TextGram: Towards a better domain-adaptive pretraining

Sharayu Hiwarkhedkar,Saloni Mittal,Vidula Magdum,Omkar Dhekane,Raviraj Joshi,Geetanjali Kale,Arnav Ladkat
DOI: https://doi.org/10.1007/978-3-031-58495-4_12
2024-04-28
Abstract:For green AI, it is crucial to measure and reduce the carbon footprint emitted during the training of large language models. In NLP, performing pre-training on Transformer models requires significant computational resources. This pre-training involves using a large amount of text data to gain prior knowledge for performing downstream tasks. Thus, it is important that we select the correct data in the form of domain-specific data from this vast corpus to achieve optimum results aligned with our domain-specific tasks. While training on large unsupervised data is expensive, it can be optimized by performing a data selection step before pretraining. Selecting important data reduces the space overhead and the substantial amount of time required to pre-train the model while maintaining constant accuracy. We investigate the existing selection strategies and propose our own domain-adaptive data selection method - TextGram - that effectively selects essential data from large corpora. We compare and evaluate the results of finetuned models for text classification task with and without data selection. We show that the proposed strategy works better compared to other selection methods.
Computation and Language,Machine Learning
What problem does this paper attempt to address?

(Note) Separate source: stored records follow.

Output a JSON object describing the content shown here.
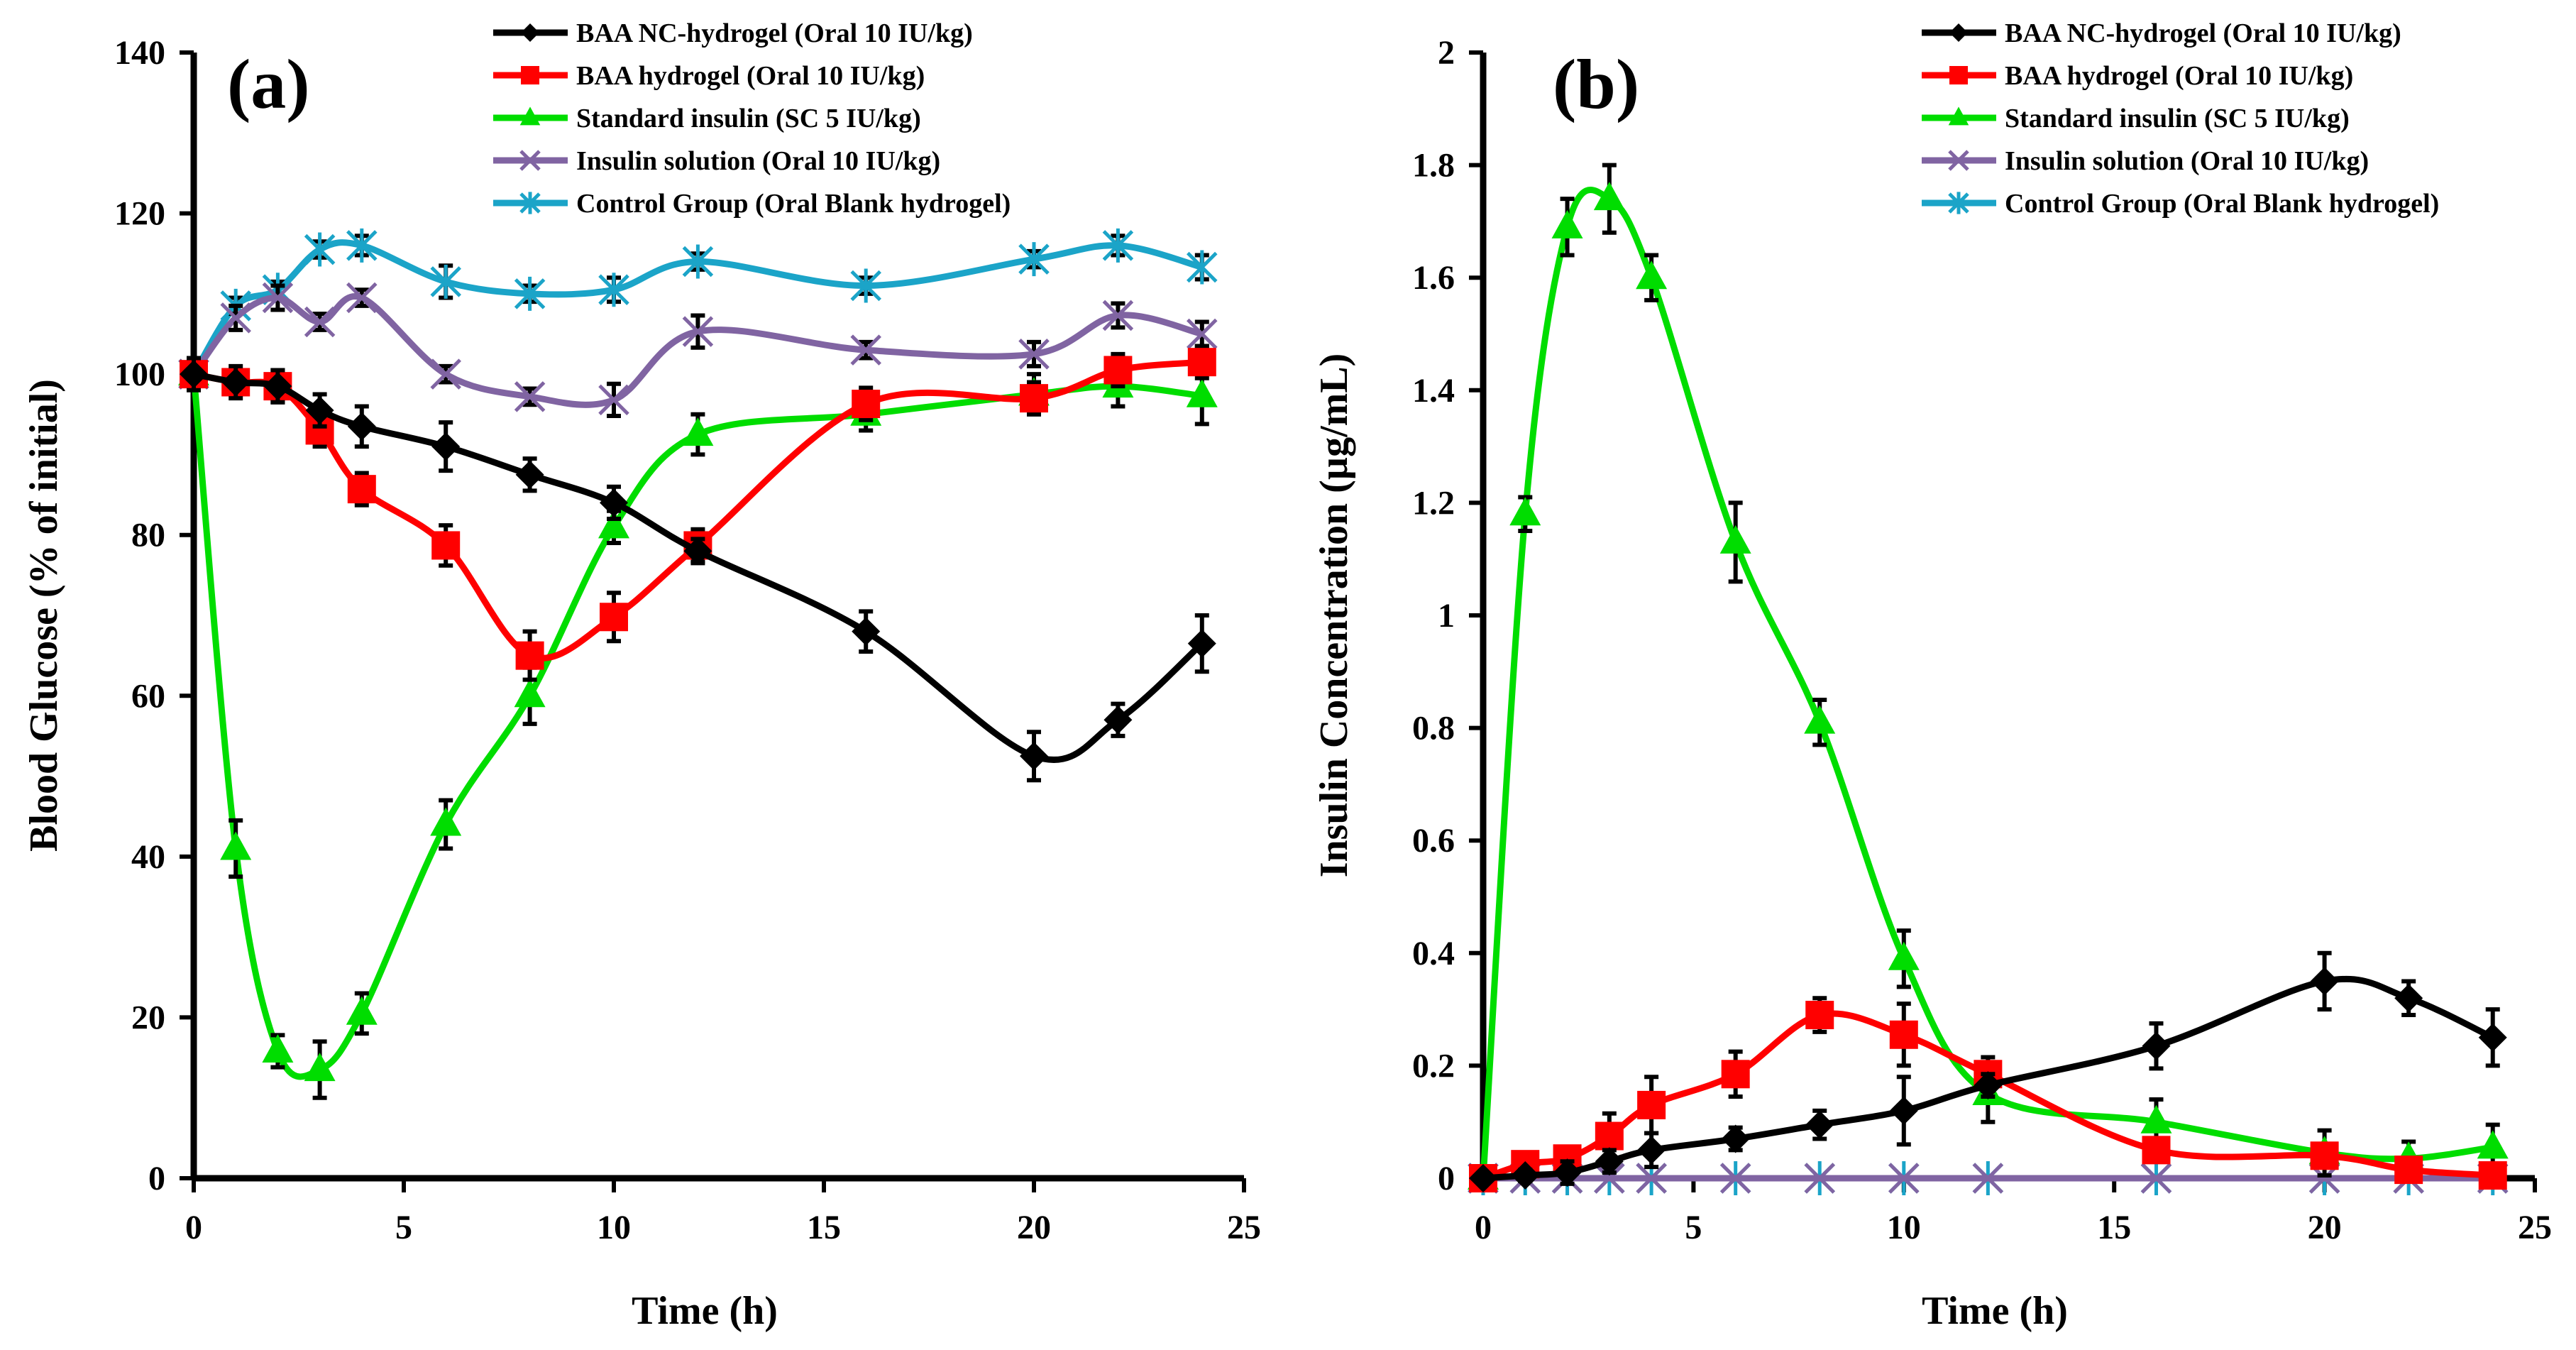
{
  "chart_data": [
    {
      "type": "line",
      "panel_label": "(a)",
      "xlabel": "Time (h)",
      "ylabel": "Blood Glucose (% of initial)",
      "xlim": [
        0,
        25
      ],
      "ylim": [
        0,
        140
      ],
      "xticks": [
        0,
        5,
        10,
        15,
        20,
        25
      ],
      "yticks": [
        0,
        20,
        40,
        60,
        80,
        100,
        120,
        140
      ],
      "grid": false,
      "legend_position": "top-right",
      "x": [
        0,
        1,
        2,
        3,
        4,
        6,
        8,
        10,
        12,
        16,
        20,
        22,
        24
      ],
      "series": [
        {
          "name": "BAA NC-hydrogel (Oral 10 IU/kg)",
          "color": "#000000",
          "marker": "diamond",
          "values": [
            100,
            99,
            98.5,
            95.5,
            93.5,
            91,
            87.5,
            84,
            78,
            68,
            52.5,
            57,
            66.5
          ],
          "errors": [
            2,
            2,
            2,
            2,
            2.5,
            3,
            2,
            2,
            1.5,
            2.5,
            3,
            2,
            3.5
          ]
        },
        {
          "name": "BAA hydrogel (Oral 10 IU/kg)",
          "color": "#ff0000",
          "marker": "square",
          "values": [
            100,
            99,
            98.5,
            93,
            85.7,
            78.7,
            65,
            69.8,
            78.7,
            96.3,
            97,
            100.5,
            101.5
          ],
          "errors": [
            1.5,
            1.5,
            2,
            2,
            2,
            2.5,
            3,
            3,
            2,
            2,
            2,
            2,
            2
          ]
        },
        {
          "name": "Standard insulin (SC 5 IU/kg)",
          "color": "#00dd00",
          "marker": "triangle",
          "values": [
            100,
            41,
            15.8,
            13.5,
            20.5,
            44,
            60,
            81,
            92.5,
            95,
            97.5,
            98.5,
            97.3
          ],
          "errors": [
            1.5,
            3.5,
            2,
            3.5,
            2.5,
            3,
            3.5,
            2,
            2.5,
            2,
            2.5,
            2.5,
            3.5
          ]
        },
        {
          "name": "Insulin solution (Oral 10 IU/kg)",
          "color": "#8064a2",
          "marker": "x",
          "values": [
            100,
            107,
            109.5,
            106.5,
            109.5,
            100,
            97.2,
            96.8,
            105.3,
            103,
            102.5,
            107.3,
            105
          ],
          "errors": [
            1,
            1.5,
            1.5,
            1,
            1,
            1,
            1,
            2,
            2,
            1,
            1.5,
            1.5,
            1.5
          ]
        },
        {
          "name": "Control Group (Oral Blank hydrogel)",
          "color": "#1ba4c8",
          "marker": "star",
          "values": [
            100,
            108.5,
            110.5,
            115.5,
            116,
            111.5,
            110,
            110.5,
            114,
            111,
            114.3,
            116,
            113.3
          ],
          "errors": [
            1,
            1,
            1,
            1,
            1.2,
            2,
            1,
            1.5,
            1,
            1,
            1,
            1.2,
            1.5
          ]
        }
      ]
    },
    {
      "type": "line",
      "panel_label": "(b)",
      "xlabel": "Time (h)",
      "ylabel": "Insulin Concentration (µg/mL)",
      "xlim": [
        0,
        25
      ],
      "ylim": [
        0,
        2
      ],
      "xticks": [
        0,
        5,
        10,
        15,
        20,
        25
      ],
      "yticks": [
        0,
        0.2,
        0.4,
        0.6,
        0.8,
        1,
        1.2,
        1.4,
        1.6,
        1.8,
        2
      ],
      "grid": false,
      "legend_position": "top-right",
      "x": [
        0,
        1,
        2,
        3,
        4,
        6,
        8,
        10,
        12,
        16,
        20,
        22,
        24
      ],
      "series": [
        {
          "name": "BAA NC-hydrogel (Oral 10 IU/kg)",
          "color": "#000000",
          "marker": "diamond",
          "values": [
            0,
            0.005,
            0.01,
            0.03,
            0.05,
            0.07,
            0.095,
            0.12,
            0.165,
            0.235,
            0.35,
            0.32,
            0.25
          ],
          "errors": [
            0,
            0.01,
            0.02,
            0.02,
            0.03,
            0.02,
            0.025,
            0.06,
            0.02,
            0.04,
            0.05,
            0.03,
            0.05
          ]
        },
        {
          "name": "BAA hydrogel (Oral 10 IU/kg)",
          "color": "#ff0000",
          "marker": "square",
          "values": [
            0,
            0.025,
            0.035,
            0.075,
            0.13,
            0.185,
            0.29,
            0.255,
            0.185,
            0.05,
            0.04,
            0.015,
            0.005
          ],
          "errors": [
            0,
            0.01,
            0.02,
            0.04,
            0.05,
            0.04,
            0.03,
            0.055,
            0.03,
            0.02,
            0.02,
            0.01,
            0.01
          ]
        },
        {
          "name": "Standard insulin (SC 5 IU/kg)",
          "color": "#00dd00",
          "marker": "triangle",
          "values": [
            0,
            1.18,
            1.69,
            1.74,
            1.6,
            1.13,
            0.81,
            0.39,
            0.15,
            0.1,
            0.045,
            0.035,
            0.055
          ],
          "errors": [
            0,
            0.03,
            0.05,
            0.06,
            0.04,
            0.07,
            0.04,
            0.05,
            0.05,
            0.04,
            0.04,
            0.03,
            0.04
          ]
        },
        {
          "name": "Insulin solution (Oral 10 IU/kg)",
          "color": "#8064a2",
          "marker": "x",
          "values": [
            0,
            0,
            0,
            0,
            0,
            0,
            0,
            0,
            0,
            0,
            0,
            0,
            0
          ],
          "errors": [
            0,
            0,
            0,
            0,
            0,
            0,
            0,
            0,
            0,
            0,
            0,
            0,
            0
          ]
        },
        {
          "name": "Control Group (Oral Blank hydrogel)",
          "color": "#1ba4c8",
          "marker": "star",
          "values": [
            0,
            0,
            0,
            0,
            0,
            0,
            0,
            0,
            0,
            0,
            0,
            0,
            0
          ],
          "errors": [
            0,
            0,
            0,
            0,
            0,
            0,
            0,
            0,
            0,
            0,
            0,
            0,
            0
          ]
        }
      ]
    }
  ]
}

The paper primarily focuses on how to improve model training efficiency, reduce carbon emissions, and enhance downstream task performance by optimizing data selection strategies during the pre-training process. Specifically, the paper attempts to address the following issues: 1. **Reducing Carbon Footprint**: The pre-training process of current large-scale language models (such as Transformer) consumes a significant amount of computational resources, leading to substantial carbon emissions. Therefore, researchers need to find a way to reduce the use of computational resources while ensuring model performance. 2. **Efficient Data Selection**: Selecting data relevant to specific domains from a massive corpus can optimize the pre-training process. Effective data selection can not only save time but also reduce unnecessary computational resource consumption. 3. **Improving Existing Data Selection Strategies**: Existing data selection methods (such as N-Grams, TF-IDF, etc.) are effective but can be computationally expensive in some cases, making them unsuitable for large-scale production environments. The paper proposes a new domain-adaptive data selection method—TextGram, aimed at improving pre-training efficiency and reducing costs. Through these efforts, the paper hopes to achieve a more environmentally friendly and efficient pre-training process while ensuring model performance. Experimental results show that TextGram performs better than other data selection methods, especially in text classification tasks.